O Apartheid brasileiro



O Apartheid brasileiro

A lei é clara. Define como crime "recusar ou impedir acesso a estabelecimento comercial, negando-se a servir, atender ou receber cliente ou comprador" e as penas de reclusão variam de um a três anos; foi exatamente isso o que aconteceu no sábado (11), no shopping JK Iguatemi, em São Paulo, quando uma triagem, respaldada por liminar judicial.

Em janeiro de 1989, ainda no governo do ex-presidente José Sarney, foi promulgada a Lei 7.716, que define os crimes de preconceito de raça ou de cor. O artigo quinto é claro e define como crime "recusar ou impedir acesso a estabelecimento comercial, negando-se a servir, atender ou receber cliente ou comprador". As penas de reclusão variam de um a três anos.

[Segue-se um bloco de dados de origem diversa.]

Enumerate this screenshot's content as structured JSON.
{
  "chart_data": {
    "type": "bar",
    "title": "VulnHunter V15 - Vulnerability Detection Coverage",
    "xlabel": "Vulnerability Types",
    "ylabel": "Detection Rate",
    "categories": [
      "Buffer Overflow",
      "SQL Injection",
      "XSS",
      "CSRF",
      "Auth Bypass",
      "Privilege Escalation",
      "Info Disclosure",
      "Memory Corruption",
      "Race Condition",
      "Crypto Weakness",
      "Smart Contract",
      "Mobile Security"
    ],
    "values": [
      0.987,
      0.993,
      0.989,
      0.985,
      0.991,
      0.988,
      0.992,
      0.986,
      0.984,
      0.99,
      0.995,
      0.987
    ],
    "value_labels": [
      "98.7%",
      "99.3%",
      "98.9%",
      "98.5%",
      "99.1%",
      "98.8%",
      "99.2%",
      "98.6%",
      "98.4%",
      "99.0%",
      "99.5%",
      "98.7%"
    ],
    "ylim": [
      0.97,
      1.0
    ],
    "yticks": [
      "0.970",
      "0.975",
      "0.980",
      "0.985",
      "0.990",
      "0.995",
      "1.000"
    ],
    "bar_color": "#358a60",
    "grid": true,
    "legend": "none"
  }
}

Foi exatamente isso o que ocorreu no shopping JK Iguatemi, do empresário Carlos Jereissati, quando seguranças do shopping fizeram uma triagem para definir quem poderia entrar e quem deveria ficar de fora – no segundo grupo, estariam todos aqueles que tivessem aparência de jovens da periferia, ou seja, pardos ou negros.

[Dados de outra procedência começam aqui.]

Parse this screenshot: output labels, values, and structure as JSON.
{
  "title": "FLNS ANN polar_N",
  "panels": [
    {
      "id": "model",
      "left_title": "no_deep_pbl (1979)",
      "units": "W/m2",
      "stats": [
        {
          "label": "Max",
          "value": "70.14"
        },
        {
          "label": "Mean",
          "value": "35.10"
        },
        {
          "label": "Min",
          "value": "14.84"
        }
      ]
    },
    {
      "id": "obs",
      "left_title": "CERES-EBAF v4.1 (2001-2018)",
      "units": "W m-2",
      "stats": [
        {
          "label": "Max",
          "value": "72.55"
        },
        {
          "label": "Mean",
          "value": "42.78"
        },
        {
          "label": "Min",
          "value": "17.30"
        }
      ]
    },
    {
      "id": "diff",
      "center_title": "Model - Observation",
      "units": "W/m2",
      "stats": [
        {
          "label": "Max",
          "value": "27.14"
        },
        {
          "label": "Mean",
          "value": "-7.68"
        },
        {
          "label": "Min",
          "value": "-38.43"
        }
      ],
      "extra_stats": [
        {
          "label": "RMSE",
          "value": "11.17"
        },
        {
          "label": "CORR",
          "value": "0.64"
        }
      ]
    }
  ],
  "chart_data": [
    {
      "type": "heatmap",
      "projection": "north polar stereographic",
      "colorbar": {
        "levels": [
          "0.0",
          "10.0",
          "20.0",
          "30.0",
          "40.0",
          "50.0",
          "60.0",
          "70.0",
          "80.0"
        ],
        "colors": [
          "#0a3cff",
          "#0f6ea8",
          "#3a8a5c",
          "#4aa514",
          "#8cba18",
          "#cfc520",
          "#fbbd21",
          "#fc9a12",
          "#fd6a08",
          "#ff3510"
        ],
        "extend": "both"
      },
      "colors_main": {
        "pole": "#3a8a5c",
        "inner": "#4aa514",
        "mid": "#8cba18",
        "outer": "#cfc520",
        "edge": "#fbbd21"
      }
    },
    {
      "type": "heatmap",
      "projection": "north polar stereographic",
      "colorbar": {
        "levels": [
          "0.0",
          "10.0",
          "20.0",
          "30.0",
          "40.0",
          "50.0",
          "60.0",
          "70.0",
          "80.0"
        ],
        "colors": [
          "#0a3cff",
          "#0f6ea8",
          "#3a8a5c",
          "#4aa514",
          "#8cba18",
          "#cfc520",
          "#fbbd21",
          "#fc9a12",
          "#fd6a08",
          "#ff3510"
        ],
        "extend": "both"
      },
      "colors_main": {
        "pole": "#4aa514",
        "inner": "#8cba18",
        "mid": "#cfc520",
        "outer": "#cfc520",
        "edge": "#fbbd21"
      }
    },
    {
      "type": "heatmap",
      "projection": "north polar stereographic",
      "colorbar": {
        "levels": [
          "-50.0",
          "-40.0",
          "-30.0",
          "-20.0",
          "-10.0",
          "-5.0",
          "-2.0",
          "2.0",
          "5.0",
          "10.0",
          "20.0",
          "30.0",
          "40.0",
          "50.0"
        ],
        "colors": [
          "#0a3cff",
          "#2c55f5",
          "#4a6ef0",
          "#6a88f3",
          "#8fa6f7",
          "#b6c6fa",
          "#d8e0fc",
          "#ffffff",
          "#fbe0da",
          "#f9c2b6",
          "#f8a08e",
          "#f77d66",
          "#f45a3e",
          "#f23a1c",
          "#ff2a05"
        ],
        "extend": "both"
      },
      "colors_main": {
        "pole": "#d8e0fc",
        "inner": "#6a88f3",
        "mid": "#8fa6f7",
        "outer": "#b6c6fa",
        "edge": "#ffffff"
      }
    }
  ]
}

Cientes de que não poderiam discriminar clientes de forma tão explícita – até porque a lei 7.716 é clara e tem penas severas –, os donos do shopping só conseguiram fazer a triagem porque obtiveram uma liminar judicial. Ou seja: o preconceito foi respaldado pela Justiça. Temia-se que jovens da periferia realizassem no JK Iguatemi, Meca do luxo, em São Paulo, um "rolezinho" – manifestação que afirma a identidade desses jovens e tenta mostrar para a sociedade que não são invisíveis ou cidadãos de segunda classe. No entanto, com a liminar, a Justiça contribuiu para que fosse erguida, em São Paulo, a muralha do preconceito.

Diante disso, o blogueiro Eduardo Guimarães, colunista do 247, afirma que um direito constitucional dos jovens da chamada nova classe média foi violado. E o sociólogo Rudá Ricci compara o rolezinho ao movimento "occupy" – a diferença é que, desta vez, exercido por cidadãos da perifeira .

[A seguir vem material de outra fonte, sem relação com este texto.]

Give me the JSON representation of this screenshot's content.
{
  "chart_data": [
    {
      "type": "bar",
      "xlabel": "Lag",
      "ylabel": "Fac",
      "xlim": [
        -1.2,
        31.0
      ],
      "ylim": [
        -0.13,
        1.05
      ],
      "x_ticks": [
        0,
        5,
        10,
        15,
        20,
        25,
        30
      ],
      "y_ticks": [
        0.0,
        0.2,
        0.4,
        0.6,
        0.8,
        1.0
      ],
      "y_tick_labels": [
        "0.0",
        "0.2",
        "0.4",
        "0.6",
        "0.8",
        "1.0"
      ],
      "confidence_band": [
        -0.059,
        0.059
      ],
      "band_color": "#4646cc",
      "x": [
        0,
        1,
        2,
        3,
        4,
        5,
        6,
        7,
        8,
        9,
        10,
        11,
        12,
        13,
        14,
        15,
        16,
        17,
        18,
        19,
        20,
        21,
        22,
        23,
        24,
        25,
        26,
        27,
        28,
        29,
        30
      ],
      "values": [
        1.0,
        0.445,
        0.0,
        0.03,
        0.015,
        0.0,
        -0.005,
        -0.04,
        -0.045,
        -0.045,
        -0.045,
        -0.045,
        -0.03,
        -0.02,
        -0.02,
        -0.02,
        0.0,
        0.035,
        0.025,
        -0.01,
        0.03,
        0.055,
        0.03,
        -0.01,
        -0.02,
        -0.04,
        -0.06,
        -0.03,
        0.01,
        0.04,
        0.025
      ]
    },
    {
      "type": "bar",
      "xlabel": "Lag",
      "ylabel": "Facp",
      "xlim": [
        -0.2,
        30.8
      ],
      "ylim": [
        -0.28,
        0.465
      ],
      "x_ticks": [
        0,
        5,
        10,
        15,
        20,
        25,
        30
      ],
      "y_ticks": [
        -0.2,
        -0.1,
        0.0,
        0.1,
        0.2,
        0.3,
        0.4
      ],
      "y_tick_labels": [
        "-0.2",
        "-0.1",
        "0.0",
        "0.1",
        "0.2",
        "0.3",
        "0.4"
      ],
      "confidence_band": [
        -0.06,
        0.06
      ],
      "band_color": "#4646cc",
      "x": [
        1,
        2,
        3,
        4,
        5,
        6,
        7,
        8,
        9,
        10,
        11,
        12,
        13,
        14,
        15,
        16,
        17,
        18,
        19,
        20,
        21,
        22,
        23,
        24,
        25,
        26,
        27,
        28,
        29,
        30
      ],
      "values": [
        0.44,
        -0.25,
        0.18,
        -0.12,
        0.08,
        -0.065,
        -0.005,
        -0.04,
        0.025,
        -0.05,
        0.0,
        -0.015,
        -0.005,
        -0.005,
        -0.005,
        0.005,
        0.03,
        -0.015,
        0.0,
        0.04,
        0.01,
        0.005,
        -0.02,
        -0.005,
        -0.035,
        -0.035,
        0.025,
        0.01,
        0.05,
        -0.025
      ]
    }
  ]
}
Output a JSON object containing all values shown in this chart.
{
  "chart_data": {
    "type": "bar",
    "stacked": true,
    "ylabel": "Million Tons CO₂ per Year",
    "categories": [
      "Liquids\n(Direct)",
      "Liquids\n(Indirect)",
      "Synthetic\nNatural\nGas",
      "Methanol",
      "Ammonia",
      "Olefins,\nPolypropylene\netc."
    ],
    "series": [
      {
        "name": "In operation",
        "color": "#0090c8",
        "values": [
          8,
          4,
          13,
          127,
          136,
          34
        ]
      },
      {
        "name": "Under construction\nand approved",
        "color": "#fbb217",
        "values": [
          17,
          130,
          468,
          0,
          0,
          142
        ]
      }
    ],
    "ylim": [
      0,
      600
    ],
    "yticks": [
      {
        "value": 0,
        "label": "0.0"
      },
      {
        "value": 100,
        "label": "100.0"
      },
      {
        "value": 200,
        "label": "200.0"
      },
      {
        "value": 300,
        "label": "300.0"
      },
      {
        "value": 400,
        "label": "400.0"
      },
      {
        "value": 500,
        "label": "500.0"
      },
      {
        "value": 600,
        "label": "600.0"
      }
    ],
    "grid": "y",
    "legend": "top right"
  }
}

Tão grave quanto o ocorrido no JK Iguatemi foi o desfecho do "rolezinho" no shopping Itaquera, na zona leste de São Paulo. Lá, os jovens foram agredidos com cassetetes e balas de borracha pela polícia, sem que tivesse havido qualquer registro de violência. Disse o básico: que todos os cidadãos americanos, independente da cor ou da aparência, têm direito de frequentar os mesmos estabelecimentos.

"Tive medo. Já fui em outros rolês, mas desta vez a PM estava batendo até em menina", disse um adolescente de 14 anos. Em nota, a polícia defendeu seus métodos. "No terminal de ônibus, devido ao tumulto, fez-se necessário o emprego de técnicas de controle de distúrbios com uso bala de borracha e de granadas de efeito moral", diz a corporação.

No próximo sábado, dia 18, haverá um novo "rolezinho" no shopping Itaquera. No JK, a liminar ainda impede a entrada de todo e qualquer menor desacompanhado – a menos que convença os seguranças que não tem tipo de jovem da periferia. Ou seja: a justiça consagrou o apartheid brasileiro.